Cara's research broadly focuses on interactions among native and exotic species, with a primary focus on plants and soil microbes. Her ASN presentation, titled "Strangers in a strange land: coevolution in invaded communities", focused on the effects of coevolutionary history on interactions among native and exotic species of protists. Her coevolution study is unique in its goal of understanding how species in invaded communities, as well as the invaded communities themselves, can change after hundreds of generations of biotic interactions. Cara demonstrated that biotic interactions and biological community composition can both change significantly as a result of coevolution among native and invading species, a result that has important implications globally for biological invasions. Her MIT presentation was a poster-version of the same project.
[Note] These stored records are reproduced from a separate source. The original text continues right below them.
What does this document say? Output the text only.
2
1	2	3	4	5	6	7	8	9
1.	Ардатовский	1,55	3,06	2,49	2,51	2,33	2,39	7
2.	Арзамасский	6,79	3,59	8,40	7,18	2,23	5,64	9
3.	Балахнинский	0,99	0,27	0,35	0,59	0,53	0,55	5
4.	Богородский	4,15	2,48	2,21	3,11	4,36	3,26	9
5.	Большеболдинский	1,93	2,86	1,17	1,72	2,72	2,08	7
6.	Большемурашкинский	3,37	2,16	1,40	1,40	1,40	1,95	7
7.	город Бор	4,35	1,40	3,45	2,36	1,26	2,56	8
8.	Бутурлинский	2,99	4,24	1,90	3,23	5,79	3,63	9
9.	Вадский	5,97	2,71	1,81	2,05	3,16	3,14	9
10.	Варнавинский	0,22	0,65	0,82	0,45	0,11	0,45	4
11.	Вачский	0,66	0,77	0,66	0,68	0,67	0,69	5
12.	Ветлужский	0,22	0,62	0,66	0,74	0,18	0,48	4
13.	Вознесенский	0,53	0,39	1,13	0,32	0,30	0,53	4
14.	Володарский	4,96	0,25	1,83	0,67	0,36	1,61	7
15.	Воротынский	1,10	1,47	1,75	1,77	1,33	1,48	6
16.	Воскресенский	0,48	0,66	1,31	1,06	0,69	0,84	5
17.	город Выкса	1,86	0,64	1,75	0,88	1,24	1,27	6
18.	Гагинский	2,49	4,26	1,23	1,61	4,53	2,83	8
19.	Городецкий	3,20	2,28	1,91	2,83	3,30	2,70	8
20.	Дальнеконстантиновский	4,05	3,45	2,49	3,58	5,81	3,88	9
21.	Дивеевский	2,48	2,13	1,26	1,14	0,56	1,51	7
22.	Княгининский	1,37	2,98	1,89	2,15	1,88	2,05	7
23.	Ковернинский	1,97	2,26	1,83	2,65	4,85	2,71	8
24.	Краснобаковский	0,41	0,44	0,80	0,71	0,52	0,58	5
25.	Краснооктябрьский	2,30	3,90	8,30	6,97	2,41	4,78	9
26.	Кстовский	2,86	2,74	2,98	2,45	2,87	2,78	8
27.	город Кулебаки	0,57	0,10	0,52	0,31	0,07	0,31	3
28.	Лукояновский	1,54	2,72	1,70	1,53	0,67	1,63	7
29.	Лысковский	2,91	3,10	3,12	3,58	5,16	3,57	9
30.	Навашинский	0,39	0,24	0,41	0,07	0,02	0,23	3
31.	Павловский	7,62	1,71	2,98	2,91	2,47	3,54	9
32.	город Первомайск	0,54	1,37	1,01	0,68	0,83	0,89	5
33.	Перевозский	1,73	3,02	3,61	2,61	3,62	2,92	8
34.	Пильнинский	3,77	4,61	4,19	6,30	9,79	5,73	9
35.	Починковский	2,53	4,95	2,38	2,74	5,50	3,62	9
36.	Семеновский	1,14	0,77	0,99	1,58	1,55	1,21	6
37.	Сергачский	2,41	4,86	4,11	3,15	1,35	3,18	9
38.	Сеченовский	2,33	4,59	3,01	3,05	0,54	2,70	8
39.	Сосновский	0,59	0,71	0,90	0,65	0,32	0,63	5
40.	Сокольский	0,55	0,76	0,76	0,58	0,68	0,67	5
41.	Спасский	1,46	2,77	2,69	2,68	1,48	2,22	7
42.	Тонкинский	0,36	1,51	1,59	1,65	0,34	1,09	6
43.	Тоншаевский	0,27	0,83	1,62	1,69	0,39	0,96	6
Photo: Nicholas Lorusso and Cara Faillace

Nick and Cara rest after an afternoon of intertidal exploration

Nick's ASN talk described an experiment in which the introduction of a novel predator results in exploitation of the defensive phenotype, which in turn provides a potential explanation for the morphological changes seen in Chlamydomonas' evolutionary relatives (see figure). Subsequently, at MIT, Nick exhibited a poster reporting preliminary genomic analysis, which supports the role of colonial defense in the maintenance of gene families employed by Volvox carteri in its quest for permanent multicellularity.

Between meeting activities in Asimolar, Cara and Nick found time to explore California's rocky intertidal habitat, where they found a small octopus among other delights.

Figure caption: Left: Photos of Chlamydomonas reinhardtii (top) and Volvox carteri (bottom). Right: The proposed evolutionary lineage of the Volvocine algae Nick is exploring in his research, with the colonial defense phenotype of C. reinhardtii at its base.